In Sport Mode, the car’s default, you’ll find the ridiculous torque spinning up the rear wheels in a straight line and, when Sport+ is engaged, it’s very easy to drift the car around corners. It’s not something I wanted to do, but because of the sheer power of the Honda it just sort of happens anyway. And because of the low, low seating position, you feel every moment of the car in your hips instantaneously, so you can actually do something about it.
There were several times I ended up correcting the NSX over some heavy handed acceleration and each time I felt the car losing grip in my body first, before I saw it with my eyes. It seems odd to say, but the driving position of the NSX makes the handling feel particularly instinctive and receptive.
And, despite the insane amount of power, the temptation to floor it never quite goes away, because every application of the accelerator brings the whine of hybrid power, the roar of a V6 just behind your head, and the hiss of the turbo wastegate. Combined with a suspension so stiff your hands feel numb after motorway driving, the NSX really does feel like a racecar on the road.
That sounds exciting, but this is not the car to drive around the streets of Bromley and South London, as you’ll find yourself in a constant state of stress. I found myself constantly look ahead for the next bump or pothole, and as you approach each speed bump, you’ll find yourself hoping not to hear a scrape.

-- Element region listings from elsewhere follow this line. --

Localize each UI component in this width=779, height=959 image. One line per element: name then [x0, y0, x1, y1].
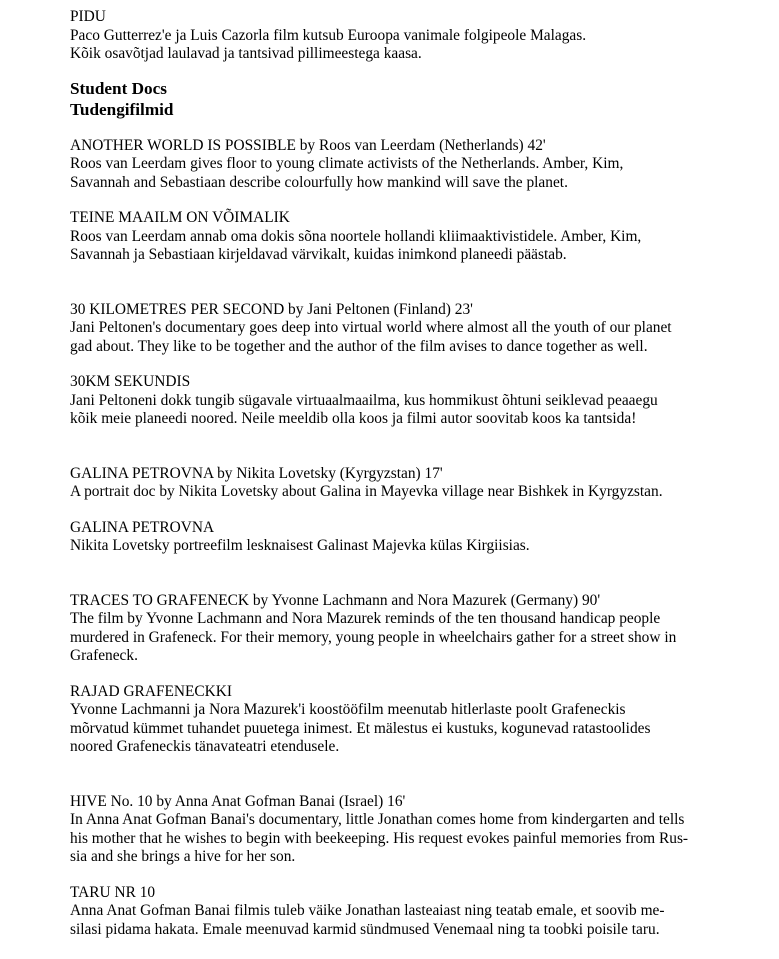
film-english-description-line: his mother that he wishes to begin with beekeeping. His request evokes painful memories from Rus-	[70, 829, 689, 847]
film-estonian-description-line: Nikita Lovetsky portreefilm lesknaisest Galinast Majevka külas Kirgiisias.	[70, 537, 530, 554]
document-page	[70, 8, 760, 939]
film-english-title: ANOTHER WORLD IS POSSIBLE by Roos van Leerdam (Netherlands) 42'	[70, 136, 546, 154]
intro-line: Kõik osavõtjad laulavad ja tantsivad pillimeestega kaasa.	[70, 45, 422, 62]
film-estonian-description-line: Savannah ja Sebastiaan kirjeldavad värvikalt, kuidas inimkond planeedi päästab.	[70, 246, 567, 263]
film-english-description-line: gad about. They like to be together and the author of the film avises to dance together as well.	[70, 337, 648, 355]
film-estonian-title: RAJAD GRAFENECKKI	[70, 682, 233, 700]
film-estonian-entry	[70, 519, 760, 556]
film-english-description-line: Savannah and Sebastiaan describe colourfully how mankind will save the planet.	[70, 173, 568, 191]
film-english-title: HIVE No. 10 by Anna Anat Gofman Banai (Israel) 16'	[70, 792, 406, 810]
film-english-title: GALINA PETROVNA by Nikita Lovetsky (Kyrgyzstan) 17'	[70, 464, 443, 482]
intro-line: Paco Gutterrez'e ja Luis Cazorla film kutsub Euroopa vanimale folgipeole Malagas.	[70, 26, 587, 44]
film-english-description-line: Roos van Leerdam gives floor to young climate activists of the Netherlands. Amber, Kim,	[70, 155, 624, 172]
film-english-description-line: Grafeneck.	[70, 647, 138, 664]
film-estonian-entry	[70, 884, 760, 940]
film-estonian-description-line: mõrvatud kümmet tuhandet puuetega inimest. Et mälestus ei kustuks, kogunevad ratastoolides	[70, 719, 651, 737]
film-english-entry	[70, 137, 760, 193]
film-english-entry	[70, 301, 760, 357]
film-estonian-description-line: silasi pidama hakata. Emale meenuvad karmid sündmused Venemaal ning ta toobki poisile taru.	[70, 920, 660, 938]
film-english-entry	[70, 592, 760, 666]
intro-title: PIDU	[70, 8, 106, 25]
section-heading-block	[70, 78, 760, 120]
film-english-description-line: The film by Yvonne Lachmann and Nora Mazurek reminds of the ten thousand handicap people	[70, 610, 661, 627]
film-english-description-line: sia and she brings a hive for her son.	[70, 848, 296, 865]
section-heading-english: Student Docs	[70, 78, 167, 98]
film-english-description-line: Jani Peltonen's documentary goes deep into virtual world where almost all the youth of our planet	[70, 319, 672, 336]
film-estonian-entry	[70, 683, 760, 757]
film-estonian-entry	[70, 209, 760, 265]
section-heading-estonian: Tudengifilmid	[70, 99, 174, 119]
film-estonian-description-line: noored Grafeneckis tänavateatri etendusele.	[70, 738, 340, 755]
film-english-title: TRACES TO GRAFENECK by Yvonne Lachmann and Nora Mazurek (Germany) 90'	[70, 591, 601, 609]
film-estonian-title: TARU NR 10	[70, 883, 156, 901]
film-english-description-line: A portrait doc by Nikita Lovetsky about Galina in Mayevka village near Bishkek in Kyrgyzstan.	[70, 483, 663, 500]
film-english-description-line: murdered in Grafeneck. For their memory, young people in wheelchairs gather for a street show in	[70, 628, 677, 646]
film-estonian-title: GALINA PETROVNA	[70, 518, 215, 536]
film-estonian-description-line: Jani Peltoneni dokk tungib sügavale virtuaalmaailma, kus hommikust õhtuni seiklevad peaaegu	[70, 391, 658, 409]
film-english-description-line: In Anna Anat Gofman Banai's documentary, little Jonathan comes home from kindergarten and tells	[70, 811, 685, 828]
film-estonian-description-line: Roos van Leerdam annab oma dokis sõna noortele hollandi kliimaaktivistidele. Amber, Kim,	[70, 227, 642, 245]
film-estonian-description-line: Anna Anat Gofman Banai filmis tuleb väike Jonathan lasteaiast ning teatab emale, et soovib me-	[70, 902, 665, 919]
film-estonian-title: TEINE MAAILM ON VÕIMALIK	[70, 209, 290, 226]
film-english-title: 30 KILOMETRES PER SECOND by Jani Peltonen (Finland) 23'	[70, 300, 473, 318]
film-english-entry	[70, 465, 760, 502]
film-estonian-title: 30KM SEKUNDIS	[70, 373, 191, 390]
intro-entry	[70, 8, 760, 64]
film-estonian-description-line: kõik meie planeedi noored. Neile meeldib olla koos ja filmi autor soovitab koos ka tantsida!	[70, 410, 637, 427]
film-english-entry	[70, 793, 760, 867]
film-estonian-description-line: Yvonne Lachmanni ja Nora Mazurek'i koostööfilm meenutab hitlerlaste poolt Grafeneckis	[70, 701, 626, 718]
film-estonian-entry	[70, 373, 760, 429]
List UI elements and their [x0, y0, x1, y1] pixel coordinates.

Even in Quiet, my prefered mode when rolling around town, you always feel as if you’re tiptoeing around the NSX, transporting it unscathed from one set of lights to another – rather than driving it.
The McLaren 720S might be sharper, and the BMW i8 maybe more iconic, but the Honda NSX is probably the most impressive hybrid car I’ve driven.
It’s impractical enough to feel special, and with speed that’ll pin you back to your seat and completely bonkers styling, it ticks all the supercar boxes.